Wandering Thoughts archives

2005-10-14

On the naming of machines

The other thing we had to do the other day was name the new server we were bringing up, which is often harder than it looks.

Good names machine are important because they let you tell things apart. This means that good names have to be different from each other, so you can avoid fun games like 'was it ws3-05 or ws5-03 that had the problem?'

People usually resort to generic names like 'ws5-03' for two reasons: they need a lot of names, or they need a bunch of names with predictable patterns. Fortunately, there are alternative approaches.

One department here names computers after Toronto streets; servers are named after major north-south streets, and workstations after east-west ones. This has several nice attribute: they're certainly not going to run out, the names are short, different from each other, and already pretty memorable, and there's even a sequence to the names.

The only disadvantage this scheme has is that it's confusing and embarrassing to copy it, so everyone else at the university has had to come up with different ones.
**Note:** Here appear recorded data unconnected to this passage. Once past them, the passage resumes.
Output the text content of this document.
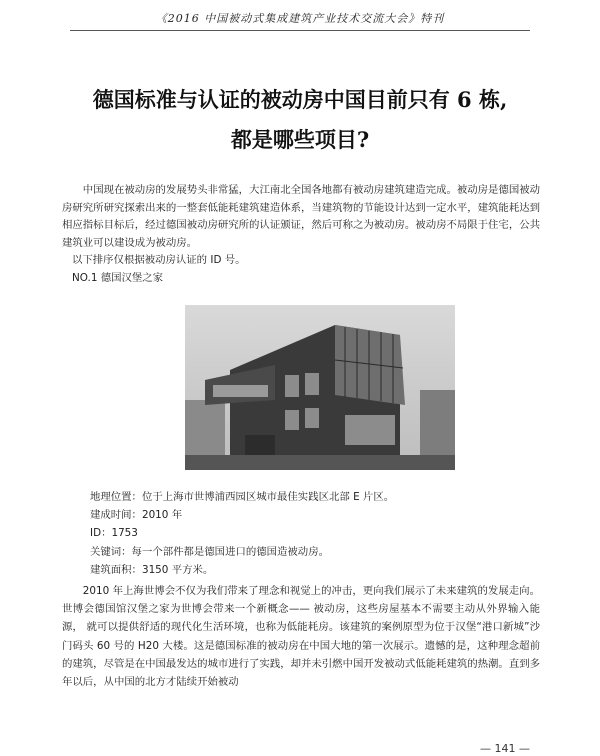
《2016 中国被动式集成建筑产业技术交流大会》特刊
德国标准与认证的被动房中国目前只有 6 栋,
都是哪些项目?

中国现在被动房的发展势头非常猛，大江南北全国各地都有被动房建筑建造完成。被动房是德国被动房研究所研究探索出来的一整套低能耗建筑建造体系，当建筑物的节能设计达到一定水平，建筑能耗达到相应指标目标后，经过德国被动房研究所的认证颁证，然后可称之为被动房。被动房不局限于住宅，公共建筑业可以建设成为被动房。

以下排序仅根据被动房认证的 ID 号。

NO.1 德国汉堡之家

地理位置：位于上海市世博浦西园区城市最佳实践区北部 E 片区。

建成时间：2010 年

ID：1753

关键词：每一个部件都是德国进口的德国造被动房。

建筑面积：3150 平方米。

2010 年上海世博会不仅为我们带来了理念和视觉上的冲击，更向我们展示了未来建筑的发展走向。 世博会德国馆汉堡之家为世博会带来一个新概念—— 被动房，这些房屋基本不需要主动从外界输入能源， 就可以提供舒适的现代化生活环境，也称为低能耗房。该建筑的案例原型为位于汉堡“港口新城”沙门码头 60 号的 H20 大楼。这是德国标准的被动房在中国大地的第一次展示。遗憾的是，这种理念超前的建筑，尽管是在中国最发达的城市进行了实践，却并未引燃中国开发被动式低能耗建筑的热潮。直到多年以后，从中国的北方才陆续开始被动

— 141 —
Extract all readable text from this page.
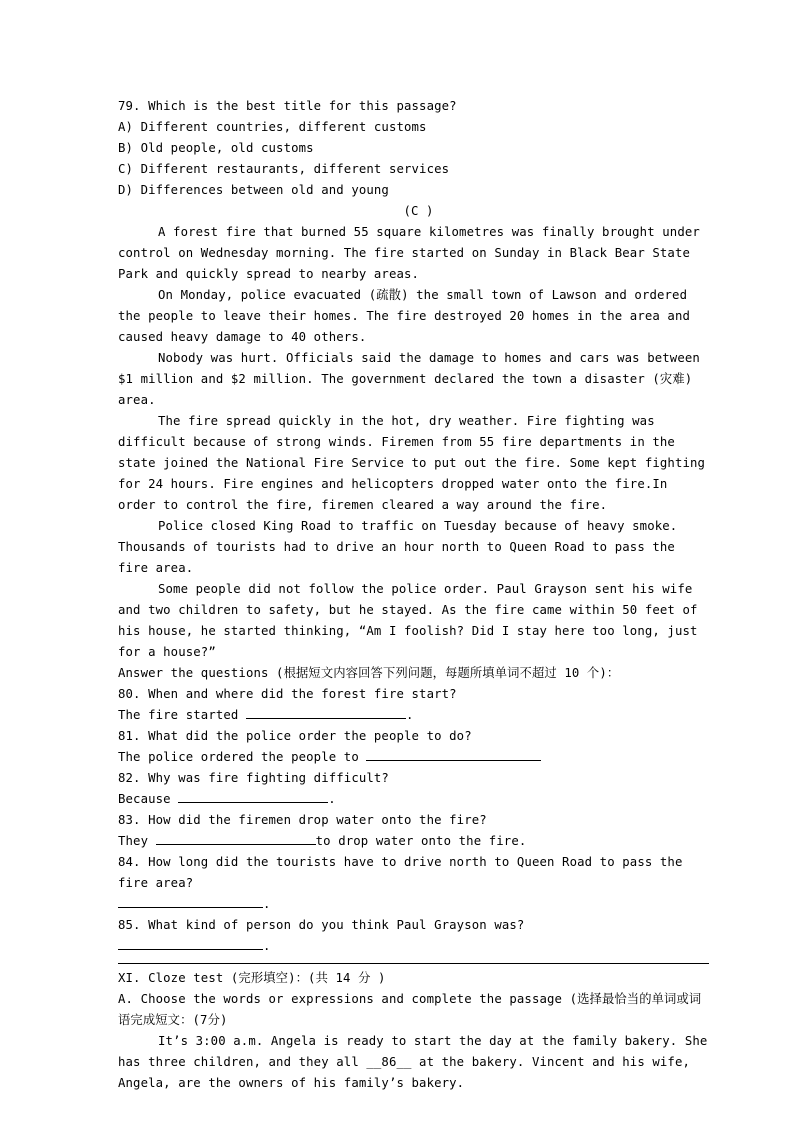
79. Which is the best title for this passage?

A) Different countries, different customs

B) Old people, old customs

C) Different restaurants, different services

D) Differences between old and young

(C )

A forest fire that burned 55 square kilometres was finally brought under control on Wednesday morning. The fire started on Sunday in Black Bear State Park and quickly spread to nearby areas.

On Monday, police evacuated (疏散) the small town of Lawson and ordered the people to leave their homes. The fire destroyed 20 homes in the area and caused heavy damage to 40 others.

Nobody was hurt. Officials said the damage to homes and cars was between $1 million and $2 million. The government declared the town a disaster (灾难) area.

The fire spread quickly in the hot, dry weather. Fire fighting was difficult because of strong winds. Firemen from 55 fire departments in the state joined the National Fire Service to put out the fire. Some kept fighting for 24 hours. Fire engines and helicopters dropped water onto the fire.In order to control the fire, firemen cleared a way around the fire.

Police closed King Road to traffic on Tuesday because of heavy smoke. Thousands of tourists had to drive an hour north to Queen Road to pass the fire area.

Some people did not follow the police order. Paul Grayson sent his wife and two children to safety, but he stayed. As the fire came within 50 feet of his house, he started thinking, “Am I foolish? Did I stay here too long, just for a house?”

Answer the questions (根据短文内容回答下列问题，每题所填单词不超过 10 个)：

80. When and where did the forest fire start?

The fire started	.

81. What did the police order the people to do?

The police ordered the people to

82. Why was fire fighting difficult?

Because	.

83. How did the firemen drop water onto the fire?

They	to drop water onto the fire.

84. How long did the tourists have to drive north to Queen Road to pass the fire area?

.

85. What kind of person do you think Paul Grayson was?

.

XI. Cloze test (完形填空)：(共 14 分 )

A. Choose the words or expressions and complete the passage (选择最恰当的单词或词语完成短文：(7分)

It’s 3:00 a.m. Angela is ready to start the day at the family bakery. She has three children, and they all __86__ at the bakery. Vincent and his wife, Angela, are the owners of his family’s bakery.
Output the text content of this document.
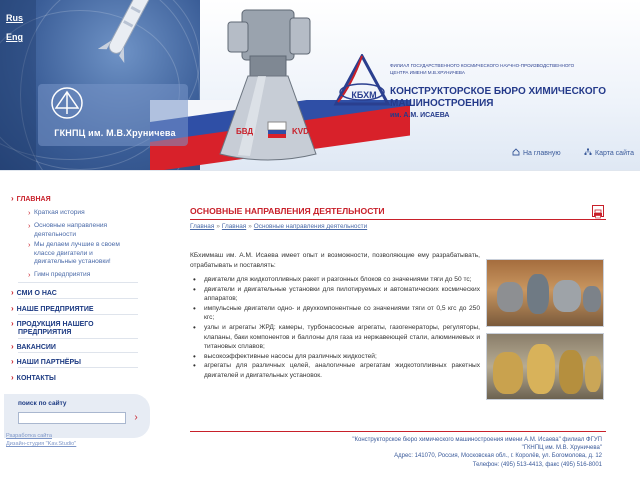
Rus
Eng
ГКНПЦ им. М.В.Хруничева	БВД	KVD
КБХМ
ФИЛИАЛ ГОСУДАРСТВЕННОГО КОСМИЧЕСКОГО НАУЧНО-ПРОИЗВОДСТВЕННОГО ЦЕНТРА ИМЕНИ М.В.ХРУНИЧЕВА
КОНСТРУКТОРСКОЕ БЮРО ХИМИЧЕСКОГО МАШИНОСТРОЕНИЯ
им. А.М. ИСАЕВА
На главную	Карта сайта
› ГЛАВНАЯ
› Краткая история
› Основные направления деятельности
› Мы делаем лучшие в своем классе двигатели и двигательные установки!
› Гимн предприятия
› СМИ О НАС
› НАШЕ ПРЕДПРИЯТИЕ
› ПРОДУКЦИЯ НАШЕГО ПРЕДПРИЯТИЯ
› ВАКАНСИИ
› НАШИ ПАРТНЁРЫ
› КОНТАКТЫ
поиск по сайту
›
Разработка сайта
Дизайн-студия "Kav.Studio"
ОСНОВНЫЕ НАПРАВЛЕНИЯ ДЕЯТЕЛЬНОСТИ
Главная » Главная » Основные направления деятельности
КБхиммаш им. А.М. Исаева имеет опыт и возможности, позволяющие ему разрабатывать, отрабатывать и поставлять:
• двигатели для жидкотопливных ракет и разгонных блоков со значениями тяги до 50 тс;
• двигатели и двигательные установки для пилотируемых и автоматических космических аппаратов;
• импульсные двигатели одно- и двухкомпонентные со значениями тяги от 0,5 кгс до 250 кгс;
• узлы и агрегаты ЖРД: камеры, турбонасосные агрегаты, газогенераторы, регуляторы, клапаны, баки компонентов и баллоны для газа из нержавеющей стали, алюминиевых и титановых сплавов;
• высокоэффективные насосы для различных жидкостей;
• агрегаты для различных целей, аналогичные агрегатам жидкотопливных ракетных двигателей и двигательных установок.
"Конструкторское бюро химического машиностроения имени А.М. Исаева" филиал ФГУП
"ГКНПЦ им. М.В. Хруничева"
Адрес: 141070, Россия, Московская обл., г. Королёв, ул. Богомолова, д. 12
Телефон: (495) 513-4413, факс (495) 516-8001
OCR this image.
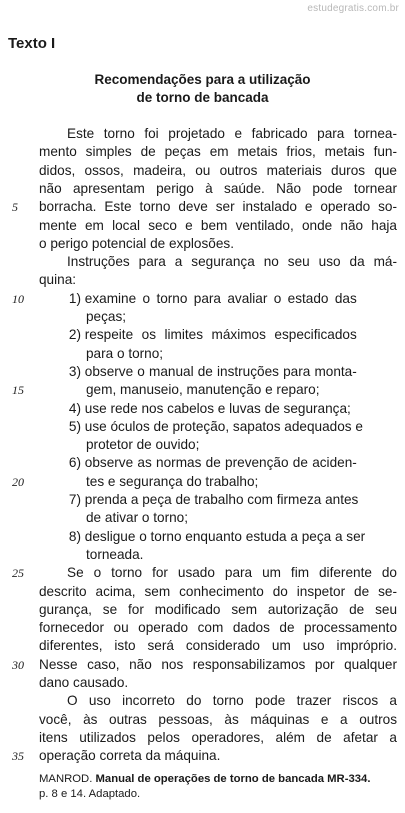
estudegratis.com.br
Texto I
Recomendações para a utilização
de torno de bancada
Este torno foi projetado e fabricado para tornea-
mento simples de peças em metais frios, metais fun-
didos, ossos, madeira, ou outros materiais duros que
não apresentam perigo à saúde. Não pode tornear
borracha. Este torno deve ser instalado e operado so-
mente em local seco e bem ventilado, onde não haja
o perigo potencial de explosões.
Instruções para a segurança no seu uso da má-
quina:
1) examine o torno para avaliar o estado das
peças;
2) respeite os limites máximos especificados
para o torno;
3) observe o manual de instruções para monta-
gem, manuseio, manutenção e reparo;
4) use rede nos cabelos e luvas de segurança;
5) use óculos de proteção, sapatos adequados e
protetor de ouvido;
6) observe as normas de prevenção de aciden-
tes e segurança do trabalho;
7) prenda a peça de trabalho com firmeza antes
de ativar o torno;
8) desligue o torno enquanto estuda a peça a ser
torneada.
Se o torno for usado para um fim diferente do
descrito acima, sem conhecimento do inspetor de se-
gurança, se for modificado sem autorização de seu
fornecedor ou operado com dados de processamento
diferentes, isto será considerado um uso impróprio.
Nesse caso, não nos responsabilizamos por qualquer
dano causado.
O uso incorreto do torno pode trazer riscos a
você, às outras pessoas, às máquinas e a outros
itens utilizados pelos operadores, além de afetar a
operação correta da máquina.
5
10
15
20
25
30
35
MANROD. Manual de operações de torno de bancada MR-334.
p. 8 e 14. Adaptado.
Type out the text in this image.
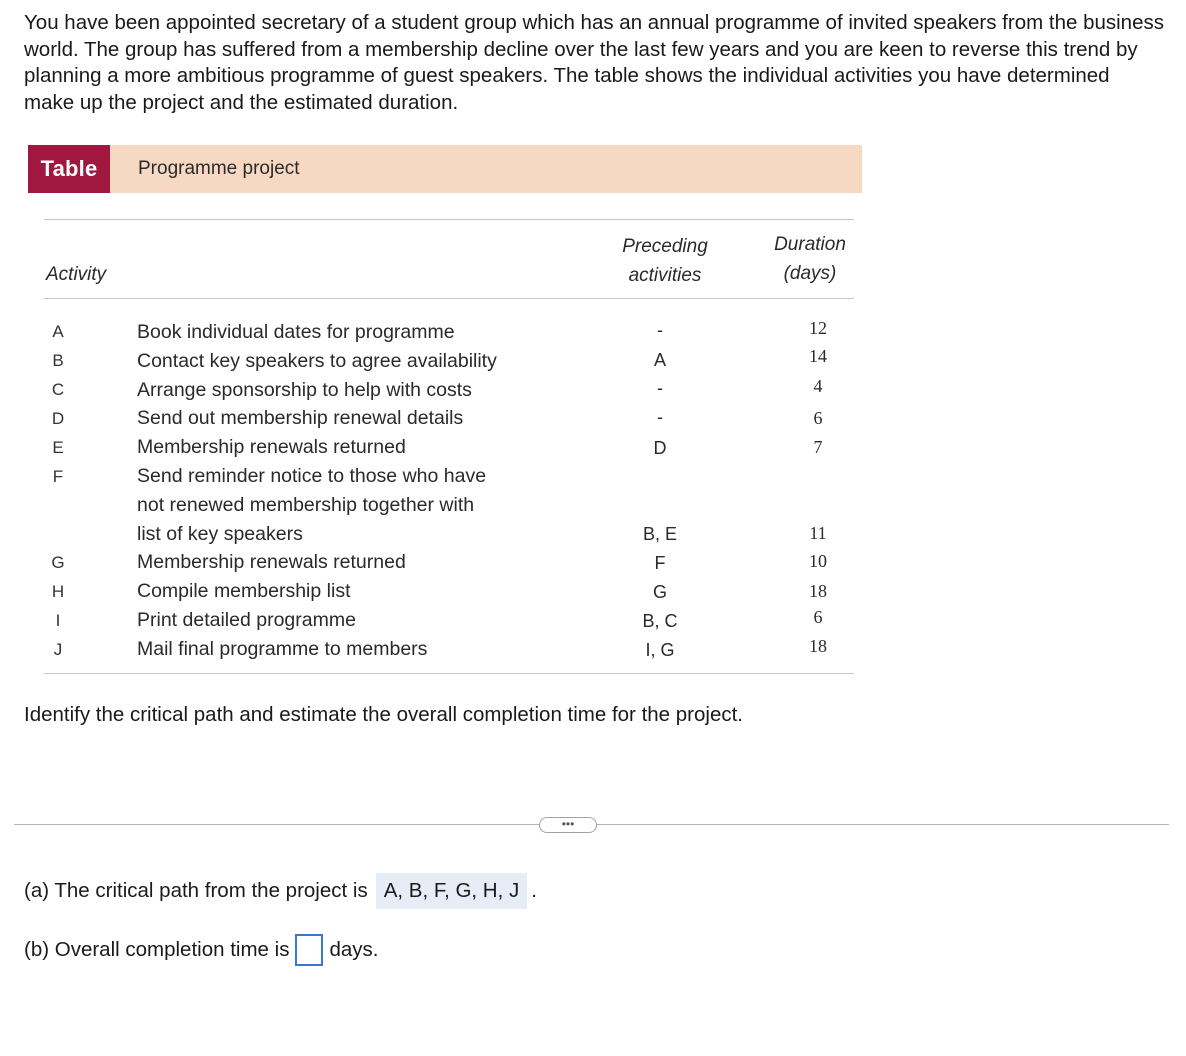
You have been appointed secretary of a student group which has an annual programme of invited speakers from the business world. The group has suffered from a membership decline over the last few years and you are keen to reverse this trend by planning a more ambitious programme of guest speakers. The table shows the individual activities you have determined make up the project and the estimated duration.

Table	Programme project
Activity
Preceding
activities
Duration
(days)
A
B
C
D
E
F
G
H
I
J
Book individual dates for programme
Contact key speakers to agree availability
Arrange sponsorship to help with costs
Send out membership renewal details
Membership renewals returned
Send reminder notice to those who have
not renewed membership together with
list of key speakers
Membership renewals returned
Compile membership list
Print detailed programme
Mail final programme to members
-
A
-
-
D
B, E
F
G
B, C
I, G
12
14
4
6
7
11
10
18
6
18
Identify the critical path and estimate the overall completion time for the project.
•••
(a) The critical path from the project is A, B, F, G, H, J .
(b) Overall completion time is days.
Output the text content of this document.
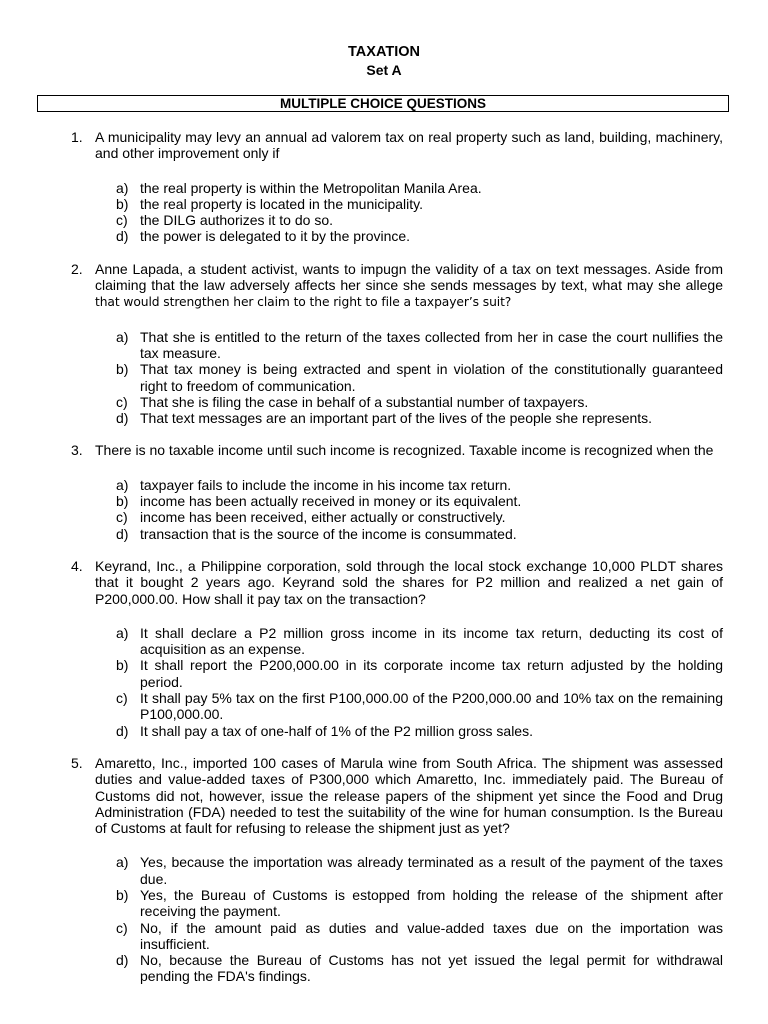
TAXATION
Set A
MULTIPLE CHOICE QUESTIONS
1. A municipality may levy an annual ad valorem tax on real property such as land, building, machinery, and other improvement only if
a) the real property is within the Metropolitan Manila Area.
b) the real property is located in the municipality.
c) the DILG authorizes it to do so.
d) the power is delegated to it by the province.
2. Anne Lapada, a student activist, wants to impugn the validity of a tax on text messages. Aside from claiming that the law adversely affects her since she sends messages by text, what may she allege that would strengthen her claim to the right to file a taxpayer’s suit?
a) That she is entitled to the return of the taxes collected from her in case the court nullifies the tax measure.
b) That tax money is being extracted and spent in violation of the constitutionally guaranteed right to freedom of communication.
c) That she is filing the case in behalf of a substantial number of taxpayers.
d) That text messages are an important part of the lives of the people she represents.
3. There is no taxable income until such income is recognized. Taxable income is recognized when the
a) taxpayer fails to include the income in his income tax return.
b) income has been actually received in money or its equivalent.
c) income has been received, either actually or constructively.
d) transaction that is the source of the income is consummated.
4. Keyrand, Inc., a Philippine corporation, sold through the local stock exchange 10,000 PLDT shares that it bought 2 years ago. Keyrand sold the shares for P2 million and realized a net gain of P200,000.00. How shall it pay tax on the transaction?
a) It shall declare a P2 million gross income in its income tax return, deducting its cost of acquisition as an expense.
b) It shall report the P200,000.00 in its corporate income tax return adjusted by the holding period.
c) It shall pay 5% tax on the first P100,000.00 of the P200,000.00 and 10% tax on the remaining P100,000.00.
d) It shall pay a tax of one-half of 1% of the P2 million gross sales.
5. Amaretto, Inc., imported 100 cases of Marula wine from South Africa. The shipment was assessed duties and value-added taxes of P300,000 which Amaretto, Inc. immediately paid. The Bureau of Customs did not, however, issue the release papers of the shipment yet since the Food and Drug Administration (FDA) needed to test the suitability of the wine for human consumption. Is the Bureau of Customs at fault for refusing to release the shipment just as yet?
a) Yes, because the importation was already terminated as a result of the payment of the taxes due.
b) Yes, the Bureau of Customs is estopped from holding the release of the shipment after receiving the payment.
c) No, if the amount paid as duties and value-added taxes due on the importation was insufficient.
d) No, because the Bureau of Customs has not yet issued the legal permit for withdrawal pending the FDA's findings.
In another group, we needed to come up with names for up to 60 workstations or so per lab that had a clear sequence, so we could easily map between sequentially assigned IP addresses and the workstation's name. Instead of using names like 'ws5-03', we decided to use the names of the elements. This has some advantages:

  • there is a clear sequence that runs all the way up to 103 machines per lab. (Yes, we've had machines named 'Lawrencium'; it was convenient to steal the high-numbered names for other purposes.)
  • the names are quite distinct; we aren't likely to mis-remember Chromium as Oxygen.
  • there is both a long and a short form of the name, eg Mercury and Hg.
  • it feels appropriately educational.
  • some of elements have genuinely cool names. (My favorite is Technetium.)

I also like to think that users like logging in to machines called Chromium and Oxygen and Mercury more than they would like logging in to 'ws5-03', because it makes the machines feel less impersonal. I firmly believe that people just plain respond better to names than to numbers.